I just saw this. A hit and run, not a suicide.

JP Morgan bankruptcy lawyer killed in hit & run

Towards the bottom the writer references that international bankers are meeting the same fate. Has anyone heard of this?


----------



## jro1 (Mar 3, 2014)

yup, I posted the last two deaths before this one! Someone is trying to shut some people up, something big financially is coming down the tube


----------



## indie (Sep 7, 2013)

Something wicked this way comes.


----------



## Inor (Mar 22, 2013)

Bankers seem to pegging out by unusual means on a regular basis these days.


----------



## jro1 (Mar 3, 2014)

And they are all JP Morgan related! I think most of the bankers that have been "offed" were exchanging in the Asian markets


----------



## Leon (Jan 30, 2012)

I'm sorry but I am seeing patterns here. Mainly high ranking bankers going belly up in highly questionable circumstances at one bank. Wonder of the FBI is watching it?


----------



## jro1 (Mar 3, 2014)

The fed's are pulling the strings, and dead men tell no tales!


----------



## jro1 (Mar 3, 2014)

These were all successful men, very wealthy, some as young as late 20's. no need to jump unless you either F'ed up so bad, or you noticed something that you shouldn't have seen while crunching numbers!


----------



## Arizona Infidel (Oct 5, 2013)

Maybe the occupiers are turning militant.


----------



## inceptor (Nov 19, 2012)

Arizona Infidel said:


> Maybe the occupiers are turning militant.


I wish it was something that simple but my gut tells me no.

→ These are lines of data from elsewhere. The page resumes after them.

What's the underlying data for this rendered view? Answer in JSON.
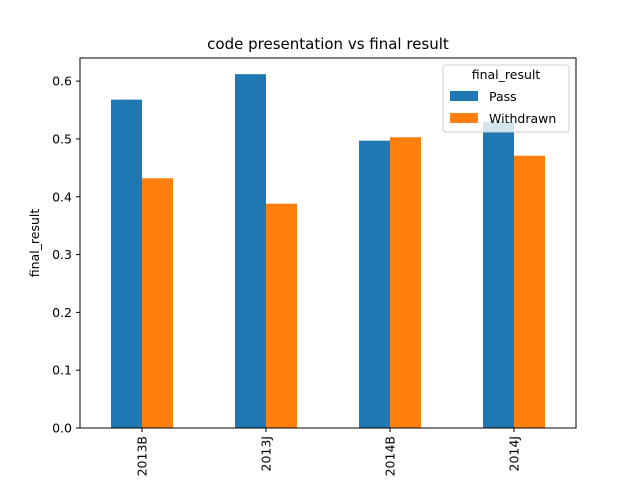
{
  "chart_data": {
    "type": "bar",
    "title": "code presentation vs final result",
    "xlabel": "",
    "ylabel": "final_result",
    "categories": [
      "2013B",
      "2013J",
      "2014B",
      "2014J"
    ],
    "series": [
      {
        "name": "Pass",
        "color": "#1f77b4",
        "values": [
          0.568,
          0.612,
          0.497,
          0.529
        ]
      },
      {
        "name": "Withdrawn",
        "color": "#ff7f0e",
        "values": [
          0.432,
          0.388,
          0.503,
          0.471
        ]
      }
    ],
    "ylim": [
      0,
      0.64
    ],
    "yticks": [
      "0.0",
      "0.1",
      "0.2",
      "0.3",
      "0.4",
      "0.5",
      "0.6"
    ],
    "grid": false,
    "legend": {
      "title": "final_result",
      "placement": "top-right"
    }
  }
}
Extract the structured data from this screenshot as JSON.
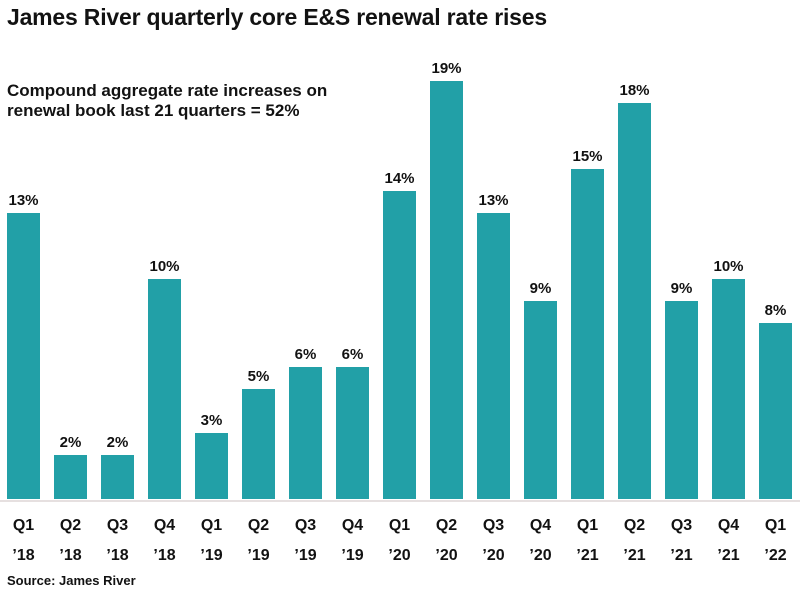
{
  "meta": {
    "title": "James River quarterly core E&S renewal rate rises",
    "subtitle_line1": "Compound aggregate rate increases on",
    "subtitle_line2": "renewal book last 21 quarters = 52%",
    "source": "Source: James River"
  },
  "colors": {
    "bar": "#22a0a7",
    "axis_line": "#e6e0e0",
    "text": "#121212",
    "background": "#ffffff"
  },
  "chart_data": {
    "type": "bar",
    "title": "James River quarterly core E&S renewal rate rises",
    "subtitle": "Compound aggregate rate increases on renewal book last 21 quarters = 52%",
    "categories": [
      "Q1 ’18",
      "Q2 ’18",
      "Q3 ’18",
      "Q4 ’18",
      "Q1 ’19",
      "Q2 ’19",
      "Q3 ’19",
      "Q4 ’19",
      "Q1 ’20",
      "Q2 ’20",
      "Q3 ’20",
      "Q4 ’20",
      "Q1 ’21",
      "Q2 ’21",
      "Q3 ’21",
      "Q4 ’21",
      "Q1 ’22"
    ],
    "values": [
      13,
      2,
      2,
      10,
      3,
      5,
      6,
      6,
      14,
      19,
      13,
      9,
      15,
      18,
      9,
      10,
      8
    ],
    "value_labels": [
      "13%",
      "2%",
      "2%",
      "10%",
      "3%",
      "5%",
      "6%",
      "6%",
      "14%",
      "19%",
      "13%",
      "9%",
      "15%",
      "18%",
      "9%",
      "10%",
      "8%"
    ],
    "unit": "%",
    "xlabel": "",
    "ylabel": "",
    "ylim": [
      0,
      20
    ],
    "grid": false,
    "legend": null,
    "source": "Source: James River"
  }
}
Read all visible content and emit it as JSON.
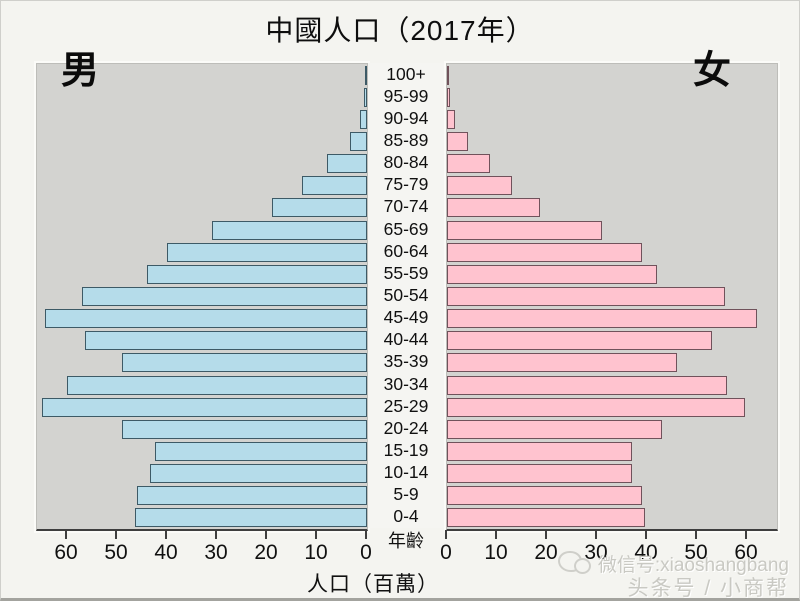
{
  "title": "中國人口（2017年）",
  "panel": {
    "male_label": "男",
    "female_label": "女"
  },
  "axis": {
    "left_ticks": [
      60,
      50,
      40,
      30,
      20,
      10,
      0
    ],
    "right_ticks": [
      0,
      10,
      20,
      30,
      40,
      50,
      60
    ],
    "xlabel": "人口（百萬）",
    "age_label": "年齡"
  },
  "watermark": {
    "line1": "微信号:xiaoshangbang",
    "line2": "头条号 / 小商帮",
    "icon": "wechat-icon"
  },
  "colors": {
    "page_bg": "#f4f4f0",
    "panel_bg": "#d3d3d0",
    "male_fill": "#b5dcea",
    "male_border": "#3d5a66",
    "female_fill": "#ffc3cf",
    "female_border": "#70525b",
    "axis_line": "#3e3e3e",
    "text": "#111111",
    "watermark_text": "#c9c9c3"
  },
  "chart_data": {
    "type": "bar",
    "subtype": "population-pyramid",
    "title": "中國人口（2017年）",
    "xlabel": "人口（百萬）",
    "unit": "millions",
    "x_range_each_side": [
      0,
      66
    ],
    "tick_step": 10,
    "grid": false,
    "categories_top_to_bottom": [
      "100+",
      "95-99",
      "90-94",
      "85-89",
      "80-84",
      "75-79",
      "70-74",
      "65-69",
      "60-64",
      "55-59",
      "50-54",
      "45-49",
      "40-44",
      "35-39",
      "30-34",
      "25-29",
      "20-24",
      "15-19",
      "10-14",
      "5-9",
      "0-4"
    ],
    "series": [
      {
        "name": "男",
        "side": "left",
        "values": [
          0.3,
          0.7,
          1.4,
          3.4,
          8,
          13,
          19,
          31,
          40,
          44,
          57,
          64.5,
          56.5,
          49,
          60,
          65,
          49,
          42.5,
          43.5,
          46,
          46.5
        ]
      },
      {
        "name": "女",
        "side": "right",
        "values": [
          0.2,
          0.6,
          1.5,
          4.2,
          8.5,
          13,
          18.5,
          31,
          39,
          42,
          55.5,
          62,
          53,
          46,
          56,
          59.5,
          43,
          37,
          37,
          39,
          39.5
        ]
      }
    ]
  }
}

Richard Tally shot himself multiple times with a nail gun..............REALLY?


----------



## Conundrum99 (Feb 16, 2014)

Arizona Infidel said:


> Maybe the occupiers are turning militant.


One could only hope


----------



## StarPD45 (Nov 13, 2012)

Sounds like Vince Foster 2.0.


----------



## Conundrum99 (Feb 16, 2014)

I don't know how I feel about bankers getting what's coming to them. Steal your money and then tell us its our fault?


----------



## alterego (Jan 27, 2013)

Now if we can get some of the politicians to voluntarily jump for it.


----------



## indie (Sep 7, 2013)

alterego said:


> Now if we can get some of the politicians to voluntarily jump for it.


Like all of them.


----------